La première à y avoir été pendue… ne l’a pas été de son plein gré.
C’était une femme, belle à en troubler les prières, que l’on accusait d’envoûter les hommes.
On disait qu’elle les poussait à l’adultère, qu’elle faisait vaciller les foyers, qu’elle semait le désordre dans les âmes et dans les lits. Qu’elle envoûtait les hommes.
Une sorcière, disaient-ils.
Alors, un soir de colère, les hommes du village l’ont traînée jusqu’à la rive.
Ils ont jeté la corde sur le premier arbre, celui qui veille encore sur le cours d’eau.
Et pendant qu’elle suffoquait, ils ont gravé un mot sur sa langue, à coups de couteau.
« Pardonnée. »
Depuis, seuls les corbeaux chantent sous ces branches.
On raconte que les feuilles s’y balancent même les nuits sans vent, et que ceux qui s’approchent trop du rivage entendent encore le craquement des cordes de tous ceux qui s’y sont pendus depuis.
Car cet événement n’a été que le premier d’une longue lignée.
Voilà des années que, depuis la pendaison de cette femme, des dizaines d’âmes en peine sont venues mettre fin à leurs jours dans cette forêt de l’autre côté de la rive.

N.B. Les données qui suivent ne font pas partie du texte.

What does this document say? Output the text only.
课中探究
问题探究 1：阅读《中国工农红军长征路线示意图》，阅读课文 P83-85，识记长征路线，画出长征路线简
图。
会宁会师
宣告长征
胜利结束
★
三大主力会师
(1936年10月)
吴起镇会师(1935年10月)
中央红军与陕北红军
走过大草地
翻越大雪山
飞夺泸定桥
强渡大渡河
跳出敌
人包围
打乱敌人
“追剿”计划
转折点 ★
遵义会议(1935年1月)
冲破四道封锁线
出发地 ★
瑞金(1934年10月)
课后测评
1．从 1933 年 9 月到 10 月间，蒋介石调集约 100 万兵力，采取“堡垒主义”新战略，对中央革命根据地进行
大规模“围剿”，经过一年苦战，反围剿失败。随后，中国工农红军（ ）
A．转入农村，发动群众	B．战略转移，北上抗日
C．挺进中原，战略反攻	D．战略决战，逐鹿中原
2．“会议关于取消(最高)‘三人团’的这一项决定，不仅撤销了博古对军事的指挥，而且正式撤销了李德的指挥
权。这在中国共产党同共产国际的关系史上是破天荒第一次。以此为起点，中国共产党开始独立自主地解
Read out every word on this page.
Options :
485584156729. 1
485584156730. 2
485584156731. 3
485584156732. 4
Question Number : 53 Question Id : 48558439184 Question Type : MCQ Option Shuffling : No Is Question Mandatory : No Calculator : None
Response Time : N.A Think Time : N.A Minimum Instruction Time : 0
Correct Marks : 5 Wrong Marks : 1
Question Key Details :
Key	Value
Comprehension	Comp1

C’est ce qui lui a valu son nom de Forêt des pendus.
C’est ici que commence cette histoire. Une histoire que l’on a tenté d’oublier.
Celle de Trom, un village qu’on a rebaptisé depuis, pour effacer sa honte.
Mais les légendes, elles…ne meurent jamais tout à fait.
Alors laissez-moi vous narrer cette terrible histoire, transmise de bouche à oreille, comme il se doit. A la manière d’un véritable conte.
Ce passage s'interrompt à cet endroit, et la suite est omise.